Her eyes grew cold. “I don’t know what’s worse—you trying to investigate me or you thinking your friendship would somehow fix what your father did to me.”
“Nothing could fix it, I realize that. It was a horrible feeling, knowing how much pain someone I loved had caused. And I hated myself for not seeing sooner that there was something dark inside of him. Maybe I could’ve prevented you from getting hurt.”
“So, instead your plan was to make me love you to ease the hurt? Blake, you had to know I was going to find out the truth eventually,” she said and shook her head in disbelief.
She was beginning to sound more despondent than angry. Neither emotion helped my case. “I made so many mistakes with you, and I told myself to walk away over and over again. But I did feel a connection to you and I found it impossible to break it. I’d see you at a party or at class and I could only think about holding you and kissing you. You had so much warmth about you, and I found it unforgivable Thomas had hurt this beautiful girl I was falling for. I had the insane thought that
despite the universe saying we didn’t belong together—it could actually work.”
I was putting myself completely out there, and I was begging for her to believe in my sincerity. Maybe it would take a long time for her to see that I wasn’t a total asshole, but I hoped once I left, my words would continue to echo around in her head.
“Does he know about us?”
Another valid question, but damn, it hurt for her to not acknowledge I had basically told her she had come to mean everything to me. Panic seemed to consume her as she waited for my answer.
“No. I haven’t spoken to him in more than a year,” I said softly. “For the first year he was in prison, I’d go see him, and I would demand to know why he would have an affair with a student. He had been a teacher and coach for almost twenty years. What drove him to throw his family and career away? I couldn’t understand why my mom forgave him and why she didn’t hold him accountable for what happened. But my mom has no idea how to survive on her own. She may not have liked what Thomas had done, but she can’t imagine a life without him.”
“He’s getting released next month.”
She sounded frightened and a dark feeling settled over me. If I could, I’d find a way to keep Thomas imprisoned and out of both our lives forever. I hated the immobilized sensation that came along with the knowledge that she wouldn’t let me keep her safe.
“I know,” I said. “My mom told me and Thomas has written me several times from jail. He wants to start over when he gets out and rebuild our relationship.”
“Is that what you want?” She sounded sickened by the idea.
“I haven’t written him back, and I didn’t open up the last two letters he sent.

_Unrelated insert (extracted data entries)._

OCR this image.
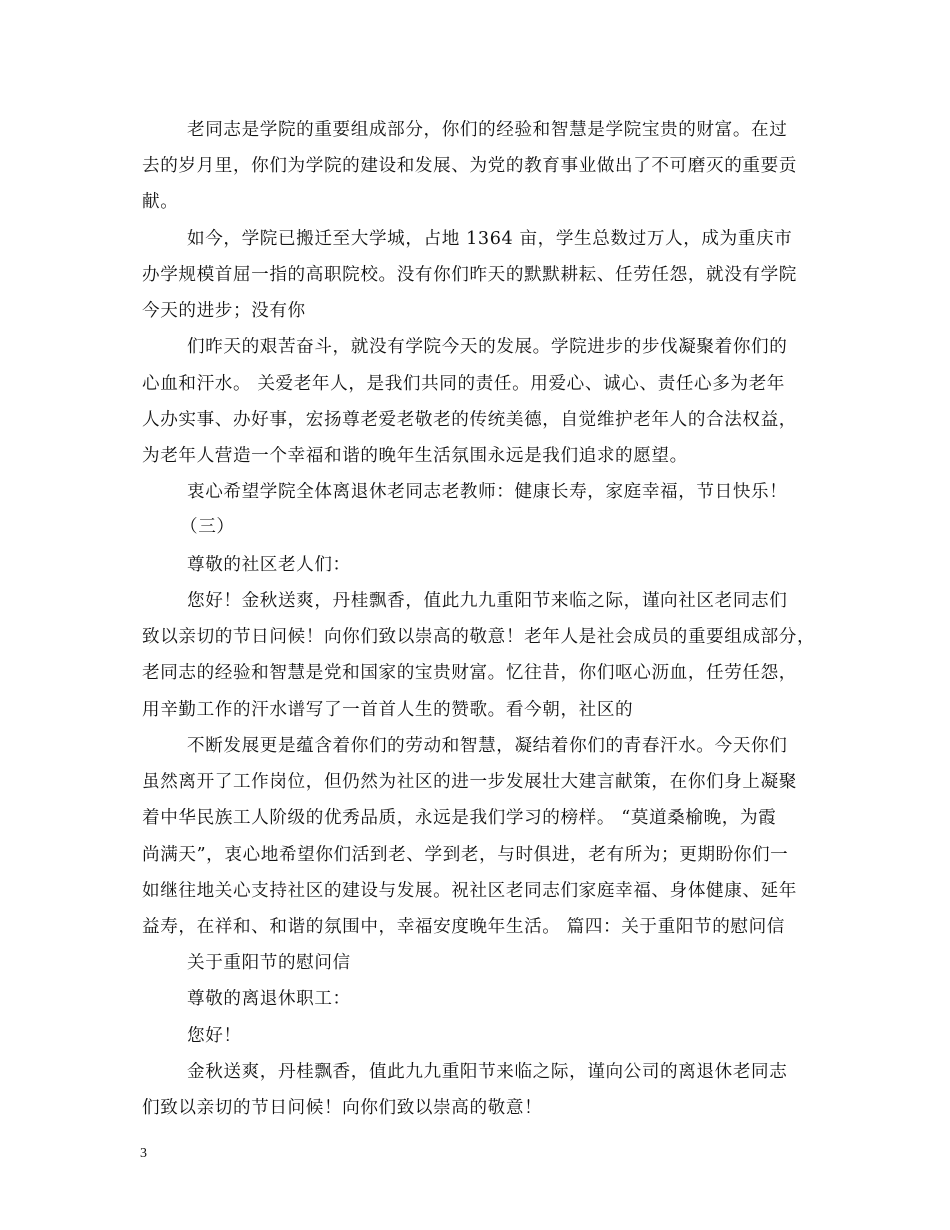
老同志是学院的重要组成部分，你们的经验和智慧是学院宝贵的财富。在过

去的岁月里，你们为学院的建设和发展、为党的教育事业做出了不可磨灭的重要贡

献。

如今，学院已搬迁至大学城，占地 1364 亩，学生总数过万人，成为重庆市

办学规模首屈一指的高职院校。没有你们昨天的默默耕耘、任劳任怨，就没有学院

今天的进步；没有你

们昨天的艰苦奋斗，就没有学院今天的发展。学院进步的步伐凝聚着你们的

心血和汗水。 关爱老年人，是我们共同的责任。用爱心、诚心、责任心多为老年

人办实事、办好事，宏扬尊老爱老敬老的传统美德，自觉维护老年人的合法权益，

为老年人营造一个幸福和谐的晚年生活氛围永远是我们追求的愿望。

衷心希望学院全体离退休老同志老教师：健康长寿，家庭幸福，节日快乐！

（三）

尊敬的社区老人们：

您好！金秋送爽，丹桂飘香，值此九九重阳节来临之际，谨向社区老同志们

致以亲切的节日问候！向你们致以崇高的敬意！老年人是社会成员的重要组成部分，

老同志的经验和智慧是党和国家的宝贵财富。忆往昔，你们呕心沥血，任劳任怨，

用辛勤工作的汗水谱写了一首首人生的赞歌。看今朝，社区的

不断发展更是蕴含着你们的劳动和智慧，凝结着你们的青春汗水。今天你们

虽然离开了工作岗位，但仍然为社区的进一步发展壮大建言献策，在你们身上凝聚

着中华民族工人阶级的优秀品质，永远是我们学习的榜样。 “莫道桑榆晚，为霞

尚满天”，衷心地希望你们活到老、学到老，与时俱进，老有所为；更期盼你们一

如继往地关心支持社区的建设与发展。祝社区老同志们家庭幸福、身体健康、延年

益寿，在祥和、和谐的氛围中，幸福安度晚年生活。 篇四：关于重阳节的慰问信

关于重阳节的慰问信

尊敬的离退休职工：

您好！

金秋送爽，丹桂飘香，值此九九重阳节来临之际，谨向公司的离退休老同志

们致以亲切的节日问候！向你们致以崇高的敬意！

3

I miss the person I thought he was, but I won’t forgive him.” She still had a queasy look on her face, but she seemed somewhat relieved. “My mother will let him know about us and I’m sorry for that. I told her how I feel about you and she’s furious. She sees it as a betrayal, and, although I told her the truth about our meeting, she’ll warp it around in her mind until she believes you targeted me. I asked her to leave today and told her I didn’t want to see her again.”